Donlevy began his Hollywood career with the silent film A Man of Quality (1926) and his first talkie was Gentlemen of the Press (1929). There was a five- to six-year gap before he reappeared on the film scene in 1935 with three pictures: Mary Burns, Fugitive (1935), Another Face (1935) and Barbary Coast (1935), which was his springboard into film history. Receiving rave reviews as "the tough guy all in black", acting jobs finally began to roll his way.
In 1936 he starred in seven films, including Strike Me Pink (1936), in which he played the tough guy to Eddie Cantor's sweet bumpkin Eddie Pink. In all, from 1926 to 1969 Donlevy starred in at least 89 films, reprising one of his Broadway roles as a prizefighter in The Milky Way (1940), and had his own television series (which he also produced), Dangerous Assignment (1952).
The Great McGinty (1940), a Preston Sturges comedy about a poor homeless slob who makes it to Governor of a state with the mob's help, is a brilliant character study of a man and the changes he goes through to please himself, those around him and, eventually, the woman he loves. A line in the film, spoken by Mrs. McGinty, seems a fitting description of the majority of roles Brian Donlevy would play throughout his career: ". . . You're a tough guy, McGinty, not a wrong guy."
By 1935 Donlevy was working for 20th Century-Fox and had just completed filming 36 Hours to Kill (1936) when he became engaged to young singer Marjorie Lane, and they married the next year.
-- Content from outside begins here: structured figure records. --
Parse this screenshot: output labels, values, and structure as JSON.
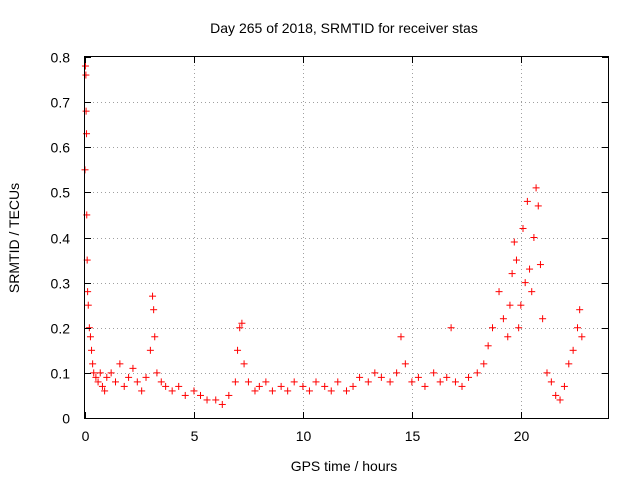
{
  "chart_data": {
    "type": "scatter",
    "title": "Day 265 of 2018, SRMTID for receiver stas",
    "xlabel": "GPS time / hours",
    "ylabel": "SRMTID / TECUs",
    "xlim": [
      0,
      24
    ],
    "ylim": [
      0,
      0.8
    ],
    "xticks": [
      0,
      5,
      10,
      15,
      20
    ],
    "xtick_labels": [
      "0",
      "5",
      "10",
      "15",
      "20"
    ],
    "yticks": [
      0,
      0.1,
      0.2,
      0.3,
      0.4,
      0.5,
      0.6,
      0.7,
      0.8
    ],
    "ytick_labels": [
      "0",
      "0.1",
      "0.2",
      "0.3",
      "0.4",
      "0.5",
      "0.6",
      "0.7",
      "0.8"
    ],
    "grid": true,
    "marker": "+",
    "color": "#ff0000",
    "series": [
      {
        "name": "SRMTID",
        "x": [
          0.0,
          0.02,
          0.04,
          0.05,
          0.07,
          0.08,
          0.1,
          0.12,
          0.15,
          0.2,
          0.25,
          0.3,
          0.35,
          0.4,
          0.5,
          0.6,
          0.7,
          0.8,
          0.9,
          1.0,
          1.2,
          1.4,
          1.6,
          1.8,
          2.0,
          2.2,
          2.4,
          2.6,
          2.8,
          3.0,
          3.1,
          3.15,
          3.2,
          3.3,
          3.5,
          3.7,
          4.0,
          4.3,
          4.6,
          5.0,
          5.3,
          5.6,
          6.0,
          6.3,
          6.6,
          6.9,
          7.0,
          7.1,
          7.2,
          7.3,
          7.5,
          7.8,
          8.0,
          8.3,
          8.6,
          9.0,
          9.3,
          9.6,
          10.0,
          10.3,
          10.6,
          11.0,
          11.3,
          11.6,
          12.0,
          12.3,
          12.6,
          13.0,
          13.3,
          13.6,
          14.0,
          14.3,
          14.5,
          14.7,
          15.0,
          15.3,
          15.6,
          16.0,
          16.3,
          16.6,
          16.8,
          17.0,
          17.3,
          17.6,
          18.0,
          18.3,
          18.5,
          18.7,
          19.0,
          19.2,
          19.4,
          19.5,
          19.6,
          19.7,
          19.8,
          19.9,
          20.0,
          20.1,
          20.2,
          20.3,
          20.4,
          20.5,
          20.6,
          20.7,
          20.8,
          20.9,
          21.0,
          21.2,
          21.4,
          21.6,
          21.8,
          22.0,
          22.2,
          22.4,
          22.6,
          22.7,
          22.8
        ],
        "y": [
          0.55,
          0.78,
          0.76,
          0.68,
          0.63,
          0.45,
          0.35,
          0.28,
          0.25,
          0.2,
          0.18,
          0.15,
          0.12,
          0.1,
          0.09,
          0.08,
          0.1,
          0.07,
          0.06,
          0.09,
          0.1,
          0.08,
          0.12,
          0.07,
          0.09,
          0.11,
          0.08,
          0.06,
          0.09,
          0.15,
          0.27,
          0.24,
          0.18,
          0.1,
          0.08,
          0.07,
          0.06,
          0.07,
          0.05,
          0.06,
          0.05,
          0.04,
          0.04,
          0.03,
          0.05,
          0.08,
          0.15,
          0.2,
          0.21,
          0.12,
          0.08,
          0.06,
          0.07,
          0.08,
          0.06,
          0.07,
          0.06,
          0.08,
          0.07,
          0.06,
          0.08,
          0.07,
          0.06,
          0.08,
          0.06,
          0.07,
          0.09,
          0.08,
          0.1,
          0.09,
          0.08,
          0.1,
          0.18,
          0.12,
          0.08,
          0.09,
          0.07,
          0.1,
          0.08,
          0.09,
          0.2,
          0.08,
          0.07,
          0.09,
          0.1,
          0.12,
          0.16,
          0.2,
          0.28,
          0.22,
          0.18,
          0.25,
          0.32,
          0.39,
          0.35,
          0.2,
          0.25,
          0.42,
          0.3,
          0.48,
          0.33,
          0.28,
          0.4,
          0.51,
          0.47,
          0.34,
          0.22,
          0.1,
          0.08,
          0.05,
          0.04,
          0.07,
          0.12,
          0.15,
          0.2,
          0.24,
          0.18
        ]
      }
    ]
  }
}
After his last film, Pit Stop (1969), he retired to Palm Springs, CA, where he began to write short stories and had his income well supplemented from a prosperous California tungsten mine he owned. Having gone in for throat surgery in 1971 he re-entered the Motion Picture County Hospital in Woodland Hills, CA, on March 10th, 1972. Less than a month later, on April 6, he passed away from cancer.
Achievements
In 1939 he received an Oscar nomination for Best Supporting Actor for his portrayal of the sadistic Sgt. Markoff in Paramount's Beau Geste (1939), its remake of an earlier silent hit.
Brian Donlevy had always derived great pleasure from his two diverse interests - gold mining and writing poetry.
Donlevy's ability to make the roughest edge of any character have a soft side was his calling card. He perfected it and no one has quite mastered it since.
Connections
On December 22, 1936, Donlevy married singer Marjorie Lane; they had one child. His marriage to Ziegfeld Follies showgirl Yvonne Grey, whom he married in 1929, had ended in divorce earlier that year.
Also in 1947, Donlevy's second marriage ended in divorce.
In 1966, he married Lillian Lugosi, the former wife of horror-film star Bela Lugosi.